Où va l’or produit au Sénégal ? Les rapports de l’Initiative pour la transparence dans les industries extractives (Itie Sénégal), récemment publiés, donnent une réponse à cette question.
En 2021, ce sont 16.1 tonnes d’or qui ont été produites au Sénégal. La valeur brute totale : 390.7 milliards de francs Cfa. Mais où va cet or ? Les cargaisons d’or sénégalais prennent deux principales directions.
La Suisse est la première destination de l’or sénégalais. En effet, 381.9 onces ont été exportées vers ce pays, pour 381.6 milliards de francs Cfa. L’Australie a, elle, acquis 128.3 onces, pour une valeur de 123.3 milliards de francs Cfa.
Au total, en plus des 9000 onces vendues à la Bceao, ce sont 519 336 onces d’or qui sont sorties du pays, soit 14.7 tonnes. C’est donc, 1.4 tonne d’or qui resterait sur le continent, ou encore dans le pays.
Mais, les artisans bijoutiers locaux, profitent-t-ils vraiment de l’or produit chez eux ? «Pour dire vrai, non», rétorque Alpha Amadou Thiam, vice-président de l’Association des bijoutiers du Sénégal.
Ils n’en voient que la poussière…
Joint par nos soins, il rappelle qu’en 2013, le président Macky Sall avait annoncé qu’il mettrait à la disposition des artisans nationaux, une partie de l’or produit dans le pays. Ce, pour qu’ils puissent avoir de la matière première. Une telle annonce, reste sans effet véritable, pour le moment.
Puis, ils ont, dit-il, créé un comptoir à leurs propres frais. Celui-ci vendrait des lingots d’or notamment aux bijoutiers et aux particuliers. Mais, du fait des coûts, l’initiative bat de l’aile. Aujourd’hui, l’Etat a annoncé la mise en place de son Comptoir national de Commercialisation de l’or. Un établissement public à caractère industriel et commercial.
Mais, la forme ne réjouit pas tout le monde. La réalisation de l’étude d’opportunité étant confiée au Cabinet Geomin. «C’est nous qui devons gérer le comptoir, ou l’Etat. Mais on ne peut le confier à un privé, sans appel d’offres sans rien», martèle M. Thiam. Dans son communiqué de presse, publié il y a quelques mois, le ministère des Mines avait expliqué que le Cabinet Geomin est juste recruté, «aux fins de réaliser cette étude dans une démarche inclusive et participative.»
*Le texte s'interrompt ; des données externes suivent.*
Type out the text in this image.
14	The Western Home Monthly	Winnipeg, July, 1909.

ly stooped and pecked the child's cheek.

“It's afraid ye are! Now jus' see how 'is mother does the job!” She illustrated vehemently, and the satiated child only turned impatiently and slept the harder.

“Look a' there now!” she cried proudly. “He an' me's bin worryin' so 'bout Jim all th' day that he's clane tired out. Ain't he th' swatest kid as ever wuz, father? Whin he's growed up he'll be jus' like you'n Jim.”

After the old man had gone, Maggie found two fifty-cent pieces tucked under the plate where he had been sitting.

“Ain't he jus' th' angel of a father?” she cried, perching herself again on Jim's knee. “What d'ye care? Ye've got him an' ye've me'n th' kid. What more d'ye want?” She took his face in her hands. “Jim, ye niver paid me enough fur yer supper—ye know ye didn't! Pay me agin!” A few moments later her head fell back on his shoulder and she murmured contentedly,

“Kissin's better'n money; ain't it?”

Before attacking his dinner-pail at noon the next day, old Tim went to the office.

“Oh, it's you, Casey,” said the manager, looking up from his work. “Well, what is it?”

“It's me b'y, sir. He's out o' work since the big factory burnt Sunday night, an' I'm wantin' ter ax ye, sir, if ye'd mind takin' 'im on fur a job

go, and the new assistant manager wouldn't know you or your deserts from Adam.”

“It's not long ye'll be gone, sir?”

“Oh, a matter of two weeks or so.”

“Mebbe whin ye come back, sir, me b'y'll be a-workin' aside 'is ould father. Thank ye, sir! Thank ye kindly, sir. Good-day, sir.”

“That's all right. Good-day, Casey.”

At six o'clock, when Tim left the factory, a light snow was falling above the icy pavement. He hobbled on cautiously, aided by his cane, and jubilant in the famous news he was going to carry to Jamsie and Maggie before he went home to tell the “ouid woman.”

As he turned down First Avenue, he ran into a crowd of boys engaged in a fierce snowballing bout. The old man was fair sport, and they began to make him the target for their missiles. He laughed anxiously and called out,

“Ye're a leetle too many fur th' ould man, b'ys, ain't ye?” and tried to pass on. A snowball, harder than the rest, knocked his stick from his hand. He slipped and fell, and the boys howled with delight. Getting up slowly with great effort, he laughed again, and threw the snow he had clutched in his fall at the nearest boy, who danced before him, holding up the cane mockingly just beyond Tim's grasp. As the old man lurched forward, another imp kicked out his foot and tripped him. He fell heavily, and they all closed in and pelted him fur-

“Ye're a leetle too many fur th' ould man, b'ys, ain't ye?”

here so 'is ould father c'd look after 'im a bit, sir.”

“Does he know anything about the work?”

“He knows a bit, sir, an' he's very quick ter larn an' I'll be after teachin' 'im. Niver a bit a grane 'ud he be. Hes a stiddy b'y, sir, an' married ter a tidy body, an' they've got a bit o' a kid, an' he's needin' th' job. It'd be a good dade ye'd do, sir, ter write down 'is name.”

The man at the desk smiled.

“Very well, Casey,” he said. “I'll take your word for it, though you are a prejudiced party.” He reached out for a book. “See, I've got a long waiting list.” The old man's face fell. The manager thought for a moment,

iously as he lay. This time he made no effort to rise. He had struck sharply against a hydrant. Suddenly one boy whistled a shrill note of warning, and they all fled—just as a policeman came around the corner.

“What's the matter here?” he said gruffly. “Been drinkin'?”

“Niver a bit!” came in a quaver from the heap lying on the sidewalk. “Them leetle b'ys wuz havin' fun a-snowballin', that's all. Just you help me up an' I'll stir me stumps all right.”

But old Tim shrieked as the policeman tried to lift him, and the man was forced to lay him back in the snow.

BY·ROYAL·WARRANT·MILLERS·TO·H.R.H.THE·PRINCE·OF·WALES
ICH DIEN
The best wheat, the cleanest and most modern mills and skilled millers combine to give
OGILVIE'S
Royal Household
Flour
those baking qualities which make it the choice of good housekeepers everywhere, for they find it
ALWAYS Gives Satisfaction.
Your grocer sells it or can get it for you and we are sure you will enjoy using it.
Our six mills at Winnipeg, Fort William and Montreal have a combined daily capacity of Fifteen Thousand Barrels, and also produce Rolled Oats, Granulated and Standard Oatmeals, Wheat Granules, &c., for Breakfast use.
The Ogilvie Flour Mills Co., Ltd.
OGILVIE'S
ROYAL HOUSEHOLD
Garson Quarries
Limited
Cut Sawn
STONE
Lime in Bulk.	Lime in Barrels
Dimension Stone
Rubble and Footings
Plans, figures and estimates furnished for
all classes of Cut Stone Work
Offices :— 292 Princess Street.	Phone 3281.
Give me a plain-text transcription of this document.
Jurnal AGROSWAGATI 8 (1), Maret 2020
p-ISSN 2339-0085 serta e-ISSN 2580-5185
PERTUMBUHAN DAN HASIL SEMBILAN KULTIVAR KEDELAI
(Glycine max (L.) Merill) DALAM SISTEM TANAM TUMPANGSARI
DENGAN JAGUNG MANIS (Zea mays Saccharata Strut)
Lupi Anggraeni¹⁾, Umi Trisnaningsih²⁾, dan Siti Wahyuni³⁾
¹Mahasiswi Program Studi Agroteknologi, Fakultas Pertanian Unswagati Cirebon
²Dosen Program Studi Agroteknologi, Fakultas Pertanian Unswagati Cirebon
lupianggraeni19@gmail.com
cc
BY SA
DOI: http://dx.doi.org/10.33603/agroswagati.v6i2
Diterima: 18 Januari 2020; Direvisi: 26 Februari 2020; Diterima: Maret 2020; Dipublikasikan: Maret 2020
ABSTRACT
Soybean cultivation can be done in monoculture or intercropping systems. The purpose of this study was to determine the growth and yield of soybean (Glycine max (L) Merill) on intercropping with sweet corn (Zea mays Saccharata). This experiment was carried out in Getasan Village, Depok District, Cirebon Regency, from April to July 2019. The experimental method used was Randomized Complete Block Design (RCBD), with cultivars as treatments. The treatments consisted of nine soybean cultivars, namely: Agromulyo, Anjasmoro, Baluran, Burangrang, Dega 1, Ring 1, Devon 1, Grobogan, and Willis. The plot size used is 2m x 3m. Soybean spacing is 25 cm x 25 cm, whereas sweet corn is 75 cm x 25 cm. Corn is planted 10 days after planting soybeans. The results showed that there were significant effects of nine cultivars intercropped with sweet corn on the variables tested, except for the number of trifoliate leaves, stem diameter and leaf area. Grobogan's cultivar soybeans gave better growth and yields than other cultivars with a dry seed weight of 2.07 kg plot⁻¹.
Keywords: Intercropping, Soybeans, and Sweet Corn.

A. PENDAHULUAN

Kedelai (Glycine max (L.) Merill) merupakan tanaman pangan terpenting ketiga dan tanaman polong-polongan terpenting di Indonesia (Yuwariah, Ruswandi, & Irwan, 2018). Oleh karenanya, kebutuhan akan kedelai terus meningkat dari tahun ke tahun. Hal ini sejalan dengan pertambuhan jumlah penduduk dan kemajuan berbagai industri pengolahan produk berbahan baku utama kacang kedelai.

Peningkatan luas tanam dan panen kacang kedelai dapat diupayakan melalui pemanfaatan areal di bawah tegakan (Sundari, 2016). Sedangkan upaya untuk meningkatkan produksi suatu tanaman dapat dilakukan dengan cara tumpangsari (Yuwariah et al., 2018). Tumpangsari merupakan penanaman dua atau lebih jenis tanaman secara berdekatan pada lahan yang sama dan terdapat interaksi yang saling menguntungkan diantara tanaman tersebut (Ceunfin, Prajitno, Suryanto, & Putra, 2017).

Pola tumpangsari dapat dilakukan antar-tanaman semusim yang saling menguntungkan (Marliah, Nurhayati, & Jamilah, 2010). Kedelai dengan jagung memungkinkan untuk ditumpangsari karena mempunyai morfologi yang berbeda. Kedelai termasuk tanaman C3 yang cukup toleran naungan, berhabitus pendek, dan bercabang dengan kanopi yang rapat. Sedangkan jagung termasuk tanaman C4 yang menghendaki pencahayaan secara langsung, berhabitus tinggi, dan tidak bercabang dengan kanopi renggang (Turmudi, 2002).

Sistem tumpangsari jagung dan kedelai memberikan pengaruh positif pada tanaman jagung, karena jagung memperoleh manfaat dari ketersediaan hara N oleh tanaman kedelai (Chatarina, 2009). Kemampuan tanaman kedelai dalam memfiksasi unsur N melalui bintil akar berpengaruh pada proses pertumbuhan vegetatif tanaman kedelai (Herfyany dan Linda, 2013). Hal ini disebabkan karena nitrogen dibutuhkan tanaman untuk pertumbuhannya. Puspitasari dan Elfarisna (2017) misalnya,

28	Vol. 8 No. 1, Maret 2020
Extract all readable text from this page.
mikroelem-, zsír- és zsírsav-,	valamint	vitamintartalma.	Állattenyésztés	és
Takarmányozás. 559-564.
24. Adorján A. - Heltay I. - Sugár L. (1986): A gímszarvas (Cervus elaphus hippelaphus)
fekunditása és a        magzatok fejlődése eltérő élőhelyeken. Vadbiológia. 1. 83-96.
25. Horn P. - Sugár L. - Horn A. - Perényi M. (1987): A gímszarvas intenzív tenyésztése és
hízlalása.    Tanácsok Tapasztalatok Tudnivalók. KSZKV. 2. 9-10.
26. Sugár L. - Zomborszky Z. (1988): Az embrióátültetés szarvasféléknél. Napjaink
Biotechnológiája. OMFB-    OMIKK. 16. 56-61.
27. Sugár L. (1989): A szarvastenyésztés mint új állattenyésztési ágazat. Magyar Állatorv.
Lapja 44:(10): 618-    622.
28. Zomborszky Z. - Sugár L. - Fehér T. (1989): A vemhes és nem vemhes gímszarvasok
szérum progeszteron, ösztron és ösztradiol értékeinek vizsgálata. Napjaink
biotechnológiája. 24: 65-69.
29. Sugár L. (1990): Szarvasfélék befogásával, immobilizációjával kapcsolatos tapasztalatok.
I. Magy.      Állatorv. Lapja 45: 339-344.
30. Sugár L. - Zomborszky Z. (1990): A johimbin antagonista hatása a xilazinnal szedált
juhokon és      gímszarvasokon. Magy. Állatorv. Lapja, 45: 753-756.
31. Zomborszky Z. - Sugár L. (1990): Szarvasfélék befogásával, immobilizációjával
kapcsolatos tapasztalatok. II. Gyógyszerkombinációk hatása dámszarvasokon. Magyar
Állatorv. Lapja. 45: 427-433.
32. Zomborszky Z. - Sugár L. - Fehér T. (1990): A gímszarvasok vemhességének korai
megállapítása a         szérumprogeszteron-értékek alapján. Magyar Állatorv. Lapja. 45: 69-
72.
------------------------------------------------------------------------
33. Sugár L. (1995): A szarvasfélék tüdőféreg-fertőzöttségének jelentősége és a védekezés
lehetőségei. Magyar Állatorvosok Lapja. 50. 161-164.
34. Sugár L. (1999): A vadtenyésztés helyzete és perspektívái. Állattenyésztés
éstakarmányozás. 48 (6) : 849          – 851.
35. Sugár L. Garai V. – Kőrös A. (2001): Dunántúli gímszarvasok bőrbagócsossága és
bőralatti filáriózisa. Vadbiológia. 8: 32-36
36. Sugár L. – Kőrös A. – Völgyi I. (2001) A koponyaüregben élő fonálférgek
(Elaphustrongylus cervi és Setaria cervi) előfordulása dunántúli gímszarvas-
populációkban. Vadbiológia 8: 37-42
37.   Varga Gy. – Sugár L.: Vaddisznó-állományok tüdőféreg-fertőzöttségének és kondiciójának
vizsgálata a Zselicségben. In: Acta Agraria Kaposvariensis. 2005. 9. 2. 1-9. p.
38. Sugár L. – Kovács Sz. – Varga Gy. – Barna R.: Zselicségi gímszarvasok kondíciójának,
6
En attendant, malgré les tonnes d’or produites au Sénégal, les bijoutiers disent éprouver des soucis pour avoir de la matière première. Pour la plupart d’entre eux, ils se rabattent sur le rachat de bijoux usagés, qu’ils font ensuite fondre, pour avoir de l’activité. «Parfois, nos clientes nous revendent des bijoux que nous leur avions cédés. C’est cela qui nous permet de tenir notre commerce», regrette M. Thiam.